Equity and debt in the form of a bond

We start with a company with a simple capital structure consisting of equity and debt in the form of a bond. When the bond matures the bond investor normally gets the nominal value of his investment back. In case the company is not able to repay the bond, the company’s asset will be liquidated and paid out to the bondholder. The value of the corporate bond (C) is therefore the minimum of the debt (D, equivalent to nominal value of the bond) and the value of the assets of the company (A). C = min(D, A) = D + min(A – D, 0).

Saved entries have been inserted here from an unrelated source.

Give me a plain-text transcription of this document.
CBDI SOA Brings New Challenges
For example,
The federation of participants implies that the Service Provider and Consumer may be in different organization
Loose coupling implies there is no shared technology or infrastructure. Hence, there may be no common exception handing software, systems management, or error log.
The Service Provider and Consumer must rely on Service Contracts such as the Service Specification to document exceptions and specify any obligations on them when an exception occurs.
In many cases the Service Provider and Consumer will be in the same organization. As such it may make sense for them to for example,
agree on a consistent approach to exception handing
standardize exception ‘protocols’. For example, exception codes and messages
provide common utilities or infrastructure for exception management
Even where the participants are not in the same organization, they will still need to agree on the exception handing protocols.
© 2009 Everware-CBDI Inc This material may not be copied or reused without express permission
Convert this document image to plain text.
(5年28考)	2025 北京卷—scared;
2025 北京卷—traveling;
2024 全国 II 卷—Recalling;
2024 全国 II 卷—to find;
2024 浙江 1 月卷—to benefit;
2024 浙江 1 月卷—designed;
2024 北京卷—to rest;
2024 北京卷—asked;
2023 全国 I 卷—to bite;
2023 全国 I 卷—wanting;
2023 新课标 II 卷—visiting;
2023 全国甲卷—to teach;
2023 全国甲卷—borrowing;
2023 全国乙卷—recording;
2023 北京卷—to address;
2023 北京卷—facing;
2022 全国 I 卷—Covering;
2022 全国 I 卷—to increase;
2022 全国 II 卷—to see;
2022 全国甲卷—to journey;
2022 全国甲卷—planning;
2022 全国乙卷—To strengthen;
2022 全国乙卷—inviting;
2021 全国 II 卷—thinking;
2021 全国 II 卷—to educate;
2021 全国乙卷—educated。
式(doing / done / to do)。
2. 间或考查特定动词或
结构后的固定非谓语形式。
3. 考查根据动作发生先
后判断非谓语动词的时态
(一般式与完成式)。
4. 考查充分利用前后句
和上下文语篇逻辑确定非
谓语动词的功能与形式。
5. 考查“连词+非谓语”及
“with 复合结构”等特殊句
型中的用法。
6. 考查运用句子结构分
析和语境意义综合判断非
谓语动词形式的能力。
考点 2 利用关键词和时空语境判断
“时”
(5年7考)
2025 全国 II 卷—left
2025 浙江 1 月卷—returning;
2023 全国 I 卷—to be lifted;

If we look at the nominal debt value as the strike price and the value of the assets as the value of the underlying, the equation above can be rewritten as C = D – max(D + A, 0). Thus a corporate bond is a combination of a risk-free bond and a short put on the company’s assets. The risk of default can be extracted from the price of the put. The put price in turn depends on the asset value of the firm (price of the underlying) and its debt (strike price of the option), interest rate, maturity of the debt and the volatility of the company value. This is where the link between implied volatility and corporate spreads originates, as the implied volatility of the stock can help to estimate the volatility of the firm’s asset value. Based on this relationship Galai and Masulis (1976) derive a formal link between the degree of debt financing and equity risk.

With constant operational risk, equity risk rises when debt financing goes up. This link was confirmed in a number of studies and extended to operational leverage, the fact that fixed costs cannot be reduced very fast when demand turns weak, as Schwert (1989), Ferguson (1994) and Franks and Schwartz (1988) point out.